According to at least one expert analyst, the demand for warehouse space in the Detroit metro area is poised to grow. That’s contrary to the current direction of the economy.
“I take an optimistic view,” says Dan Labes, senior vice president of the Industrial Division at Detroit’s Grubb & Ellis Co. “I believe that because of increasing cost of transportation and fuel the demand for warehouse space may actually increase to get the product closer to the customer.”
Smart Business talked to Labes about finding the proper warehouse property.
What is the current availability of warehousing facilities here?
There are approximately 20 million square feet of Class A distribution space in the Detroit metro area. Class A is defined as newer properties with a 30-foot or greater ceiling height, multiple dock doors approximately one per 5,000 square feet and high-density (ESFR) sprinklers to allow users to rack the full height.
Some users require Class A space, but then some tenants with razor-thin margins want Class B space, of which about 30 million to 50 million square feet exists.
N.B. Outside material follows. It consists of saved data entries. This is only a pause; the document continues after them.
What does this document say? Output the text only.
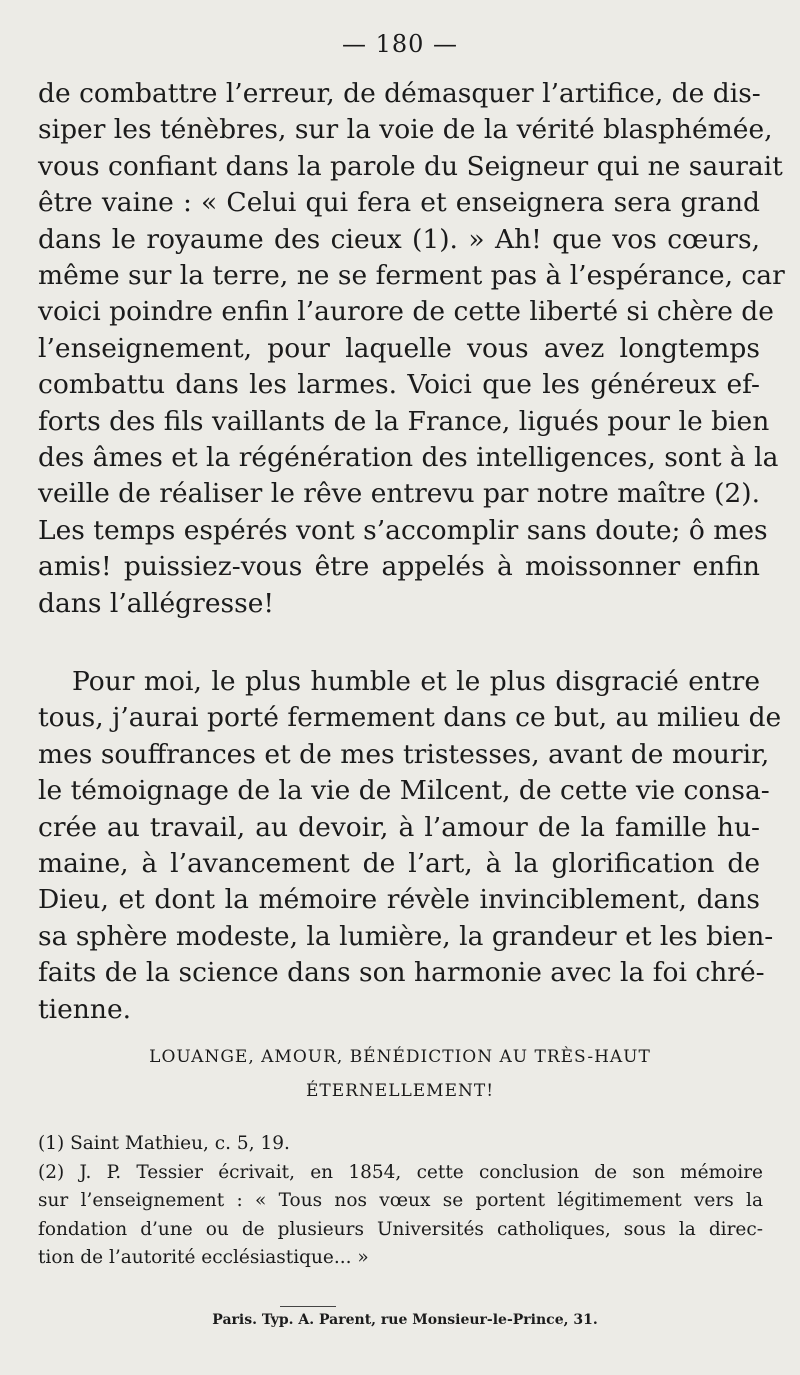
— 180 —
de combattre l’erreur, de démasquer l’artifice, de dis-
siper les ténèbres, sur la voie de la vérité blasphémée,
vous confiant dans la parole du Seigneur qui ne saurait
être vaine : « Celui qui fera et enseignera sera grand
dans le royaume des cieux (1). » Ah! que vos cœurs,
même sur la terre, ne se ferment pas à l’espérance, car
voici poindre enfin l’aurore de cette liberté si chère de
l’enseignement, pour laquelle vous avez longtemps
combattu dans les larmes. Voici que les généreux ef-
forts des fils vaillants de la France, ligués pour le bien
des âmes et la régénération des intelligences, sont à la
veille de réaliser le rêve entrevu par notre maître (2).
Les temps espérés vont s’accomplir sans doute; ô mes
amis! puissiez-vous être appelés à moissonner enfin
dans l’allégresse!
Pour moi, le plus humble et le plus disgracié entre
tous, j’aurai porté fermement dans ce but, au milieu de
mes souffrances et de mes tristesses, avant de mourir,
le témoignage de la vie de Milcent, de cette vie consa-
crée au travail, au devoir, à l’amour de la famille hu-
maine, à l’avancement de l’art, à la glorification de
Dieu, et dont la mémoire révèle invinciblement, dans
sa sphère modeste, la lumière, la grandeur et les bien-
faits de la science dans son harmonie avec la foi chré-
tienne.
LOUANGE, AMOUR, BÉNÉDICTION AU TRÈS-HAUT
ÉTERNELLEMENT!
(1) Saint Mathieu, c. 5, 19.
(2) J. P. Tessier écrivait, en 1854, cette conclusion de son mémoire
sur l’enseignement : « Tous nos vœux se portent légitimement vers la
fondation d’une ou de plusieurs Universités catholiques, sous la direc-
tion de l’autorité ecclésiastique... »
Paris. Typ. A. Parent, rue Monsieur-le-Prince, 31.
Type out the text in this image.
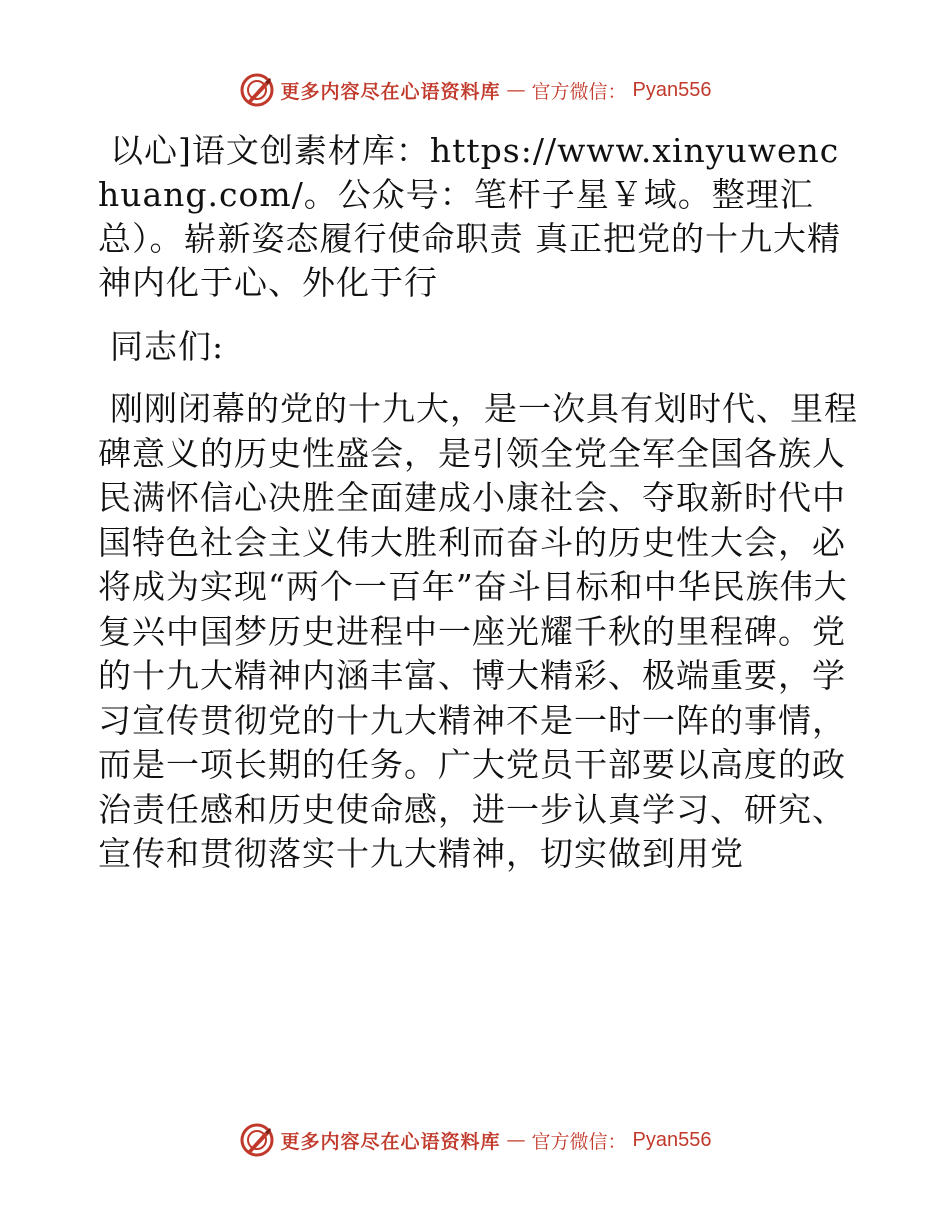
更多内容尽在心语资料库 — 官方微信： Pyan556

以心]语文创素材库：https://www.xinyuwenchuang.com/。公众号：笔杆子星￥域。整理汇总）。崭新姿态履行使命职责 真正把党的十九大精神内化于心、外化于行

同志们:

刚刚闭幕的党的十九大，是一次具有划时代、里程碑意义的历史性盛会，是引领全党全军全国各族人民满怀信心决胜全面建成小康社会、夺取新时代中国特色社会主义伟大胜利而奋斗的历史性大会，必将成为实现“两个一百年”奋斗目标和中华民族伟大复兴中国梦历史进程中一座光耀千秋的里程碑。党的十九大精神内涵丰富、博大精彩、极端重要，学习宣传贯彻党的十九大精神不是一时一阵的事情，而是一项长期的任务。广大党员干部要以高度的政治责任感和历史使命感，进一步认真学习、研究、宣传和贯彻落实十九大精神，切实做到用党

更多内容尽在心语资料库 — 官方微信： Pyan556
These are older buildings with ceiling heights of 18 feet to 24 feet and one dock door per 10,000 to 20,000 square feet. Many of these buildings do not have updated, efficient lighting and heating, but they’re still very functional for warehouse space.
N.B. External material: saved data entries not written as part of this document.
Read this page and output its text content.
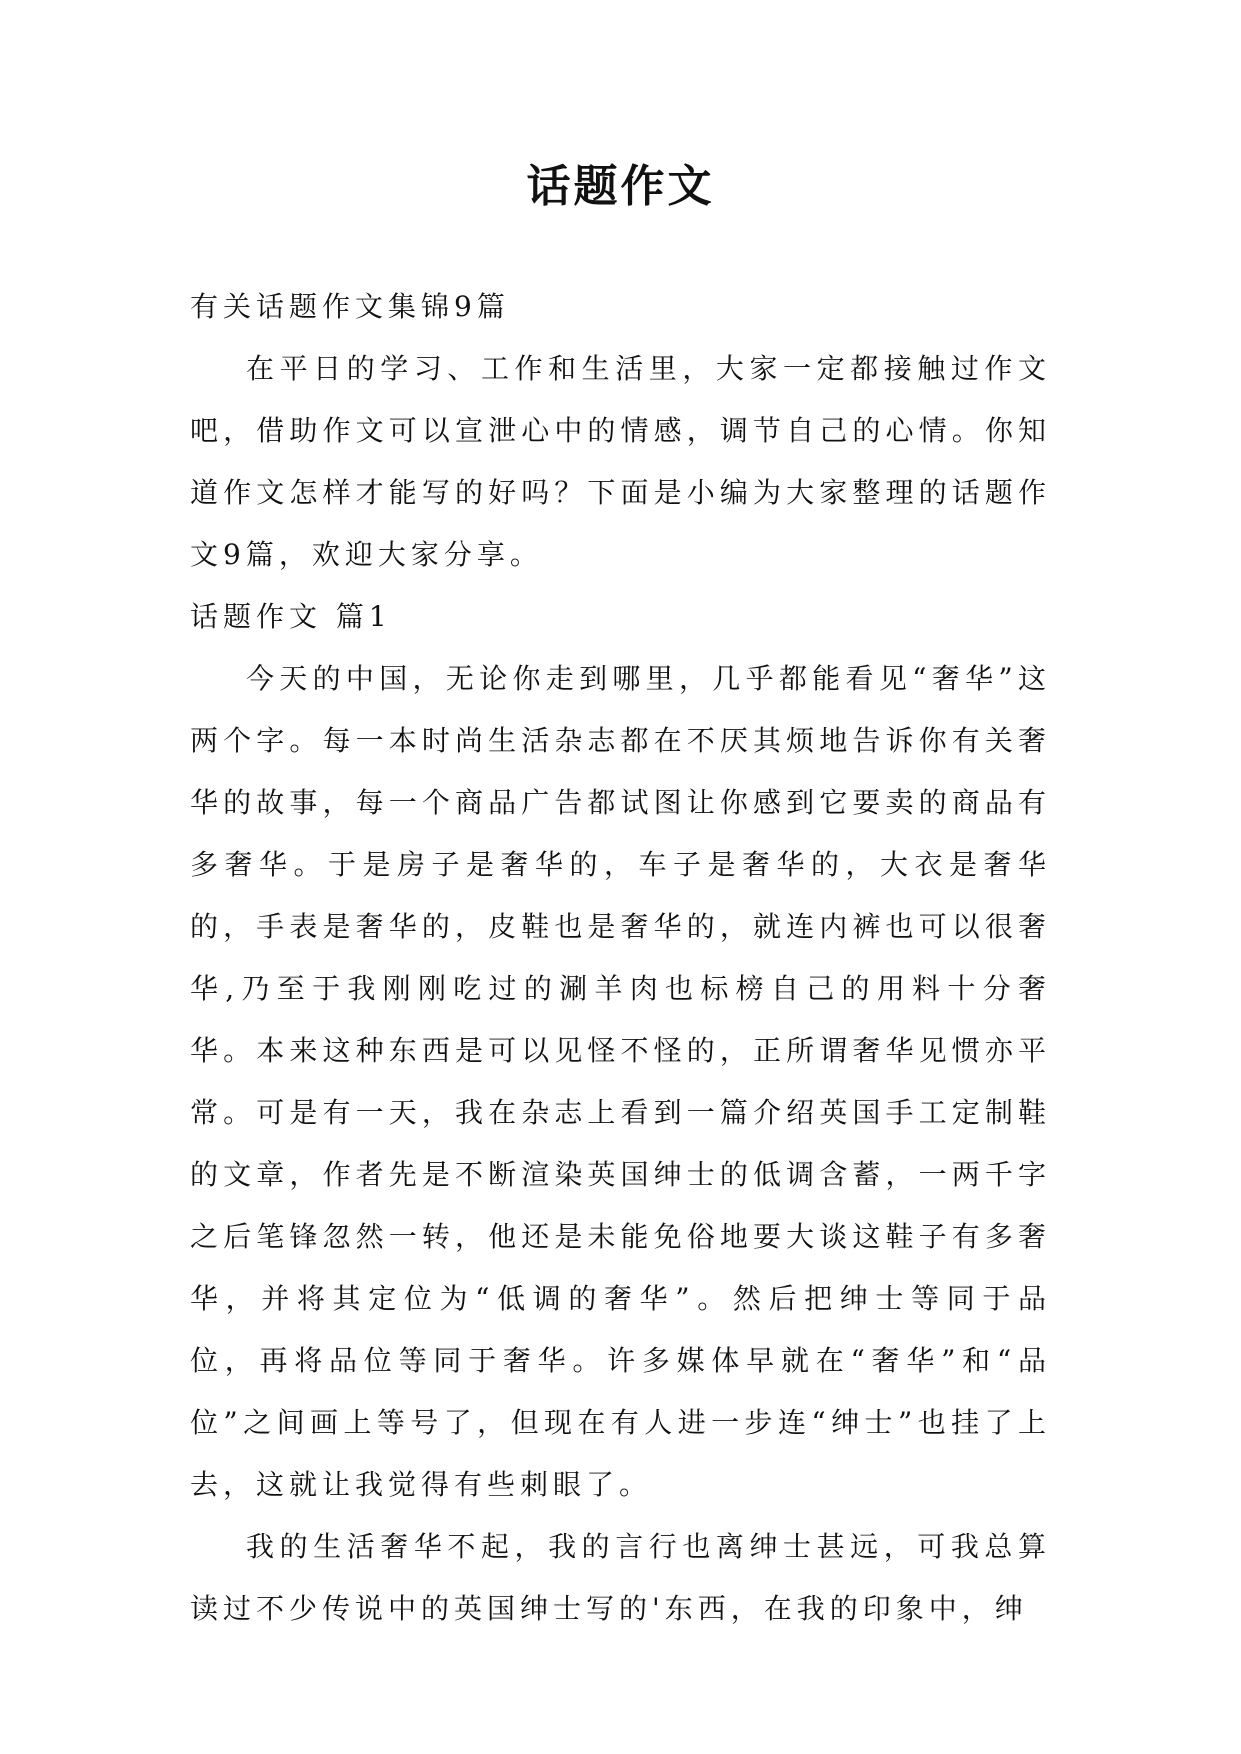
话题作文

有关话题作文集锦9篇

在平日的学习、工作和生活里，大家一定都接触过作文吧，借助作文可以宣泄心中的情感，调节自己的心情。你知道作文怎样才能写的好吗？下面是小编为大家整理的话题作文9篇，欢迎大家分享。

话题作文 篇1

今天的中国，无论你走到哪里，几乎都能看见“奢华”这两个字。每一本时尚生活杂志都在不厌其烦地告诉你有关奢华的故事，每一个商品广告都试图让你感到它要卖的商品有多奢华。于是房子是奢华的，车子是奢华的，大衣是奢华的，手表是奢华的，皮鞋也是奢华的，就连内裤也可以很奢华,乃至于我刚刚吃过的涮羊肉也标榜自己的用料十分奢华。本来这种东西是可以见怪不怪的，正所谓奢华见惯亦平常。可是有一天，我在杂志上看到一篇介绍英国手工定制鞋的文章，作者先是不断渲染英国绅士的低调含蓄，一两千字之后笔锋忽然一转，他还是未能免俗地要大谈这鞋子有多奢华，并将其定位为“低调的奢华”。然后把绅士等同于品位，再将品位等同于奢华。许多媒体早就在“奢华”和“品位”之间画上等号了，但现在有人进一步连“绅士”也挂了上去，这就让我觉得有些刺眼了。

我的生活奢华不起，我的言行也离绅士甚远，可我总算读过不少传说中的英国绅士写的'东西，在我的印象中，绅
Most of the available warehouse facilities are located in western and southern Wayne County. Land there is less expensive, close to the airport, close to the rail and close to the interstates that link Michigan to Ohio, Indiana and Illinois.
When selecting warehouse facilities, what are some factors that might positively or negatively affect a potential deal?
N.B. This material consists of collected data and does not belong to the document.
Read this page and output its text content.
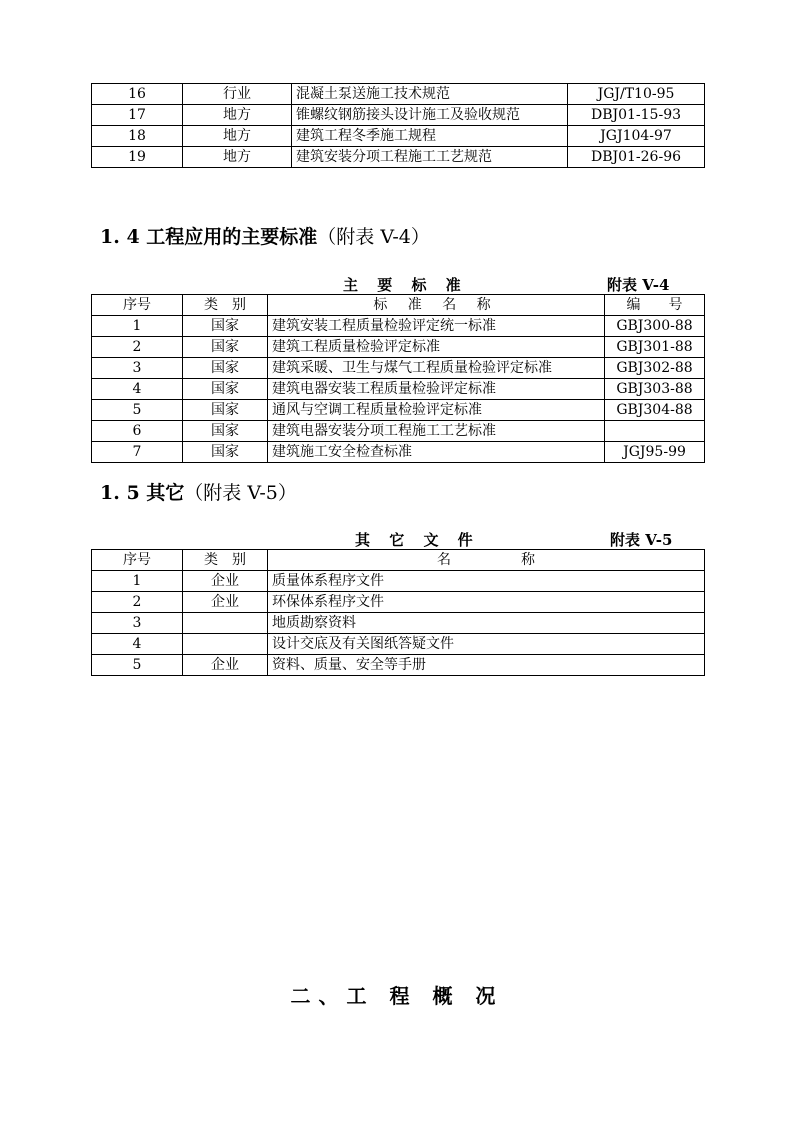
16	行业	混凝土泵送施工技术规范	JGJ/T10-95
17	地方	锥螺纹钢筋接头设计施工及验收规范	DBJ01-15-93
18	地方	建筑工程冬季施工规程	JGJ104-97
19	地方	建筑安装分项工程施工工艺规范	DBJ01-26-96
1. 4 工程应用的主要标准（附表 V-4）
主 要 标 准	附表 V-4
序号	类　别	标 准 名 称	编　　号
1	国家	建筑安装工程质量检验评定统一标准	GBJ300-88
2	国家	建筑工程质量检验评定标准	GBJ301-88
3	国家	建筑采暖、卫生与煤气工程质量检验评定标准	GBJ302-88
4	国家	建筑电器安装工程质量检验评定标准	GBJ303-88
5	国家	通风与空调工程质量检验评定标准	GBJ304-88
6	国家	建筑电器安装分项工程施工工艺标准	
7	国家	建筑施工安全检查标准	JGJ95-99
1. 5 其它（附表 V-5）
其 它 文 件	附表 V-5
序号	类　别	名　　　　　称
1	企业	质量体系程序文件
2	企业	环保体系程序文件
3		地质勘察资料
4		设计交底及有关图纸答疑文件
5	企业	资料、质量、安全等手册
二、工 程 概 况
Location and price always apply.
Even though some tenants need Class A space and are willing to pay for it, the Class B buildings that deliver the cheapest rates are usually the first to go.
Some tenants have a requirement for trailer storage, so buildings that can provide on-site trailer parking seem to fare better. Other nice features are heating/ cooling systems with climate controls, good lighting and upgraded sprinklers. State-of-the-art lighting and insulation in a building’s walls and roof also are in demand because of increased energy costs. Dock doors on newer buildings have grown from being 8-by-8 feet in older buildings to 10-by-10 feet in newer buildings. Truck courts with more maneuvering area are now more popular because trucks have gotten longer over the past 15 years.
Other factors that can impact a deal include:
- percentage of office space
- column spacing
- flex space
- floor loading specifications
Though markets like Kansas City, St. Louis and Chicago are serviced by rail, the number of transactions here that rely on rail are few and far between. Of all the ‘spec’ buildings that have been constructed here in the last 10 years, none of them are rail-served and that’s more than 10 million square feet of Class A space. Rail use in the future might increase with the increased costs of transportation and fuel but that remains to be seen.
About how many facilities does a company review before making a final decision?
Three to six, typically, and it can take up to two years to finalize a lease. Six to 12 months is the average.
Many, many transactions are contracted-related. In those instances, the broker is dealing with logistics companies that must first negotiate purchase orders with their customers. If that third party loses a contract, it no longer needs the warehouse space. In one instance, it took 18 months for two companies to finalize a contract.
In general, a company should allow anywhere from four to 12 weeks to identify a new facility, negotiate business points and legal terms and move in. Of course, this schedule is highly dependent on the specific search being conducted and can vary based on any of the following: availability of product in the market, scope and duration of work to be completed by the owner or tenant, complexity of the requirement and size of the company performing the search.
A good rule of thumb is to start earlier rather than later.
In what areas can a potential tenant seek negotiating leverage before signing a lease for a warehouse?
Everything’s negotiable. Important negotiating factors include the creditworthiness of the prospective tenant, length of lease, special improvements that must be made, expansion rights and even an early termination option.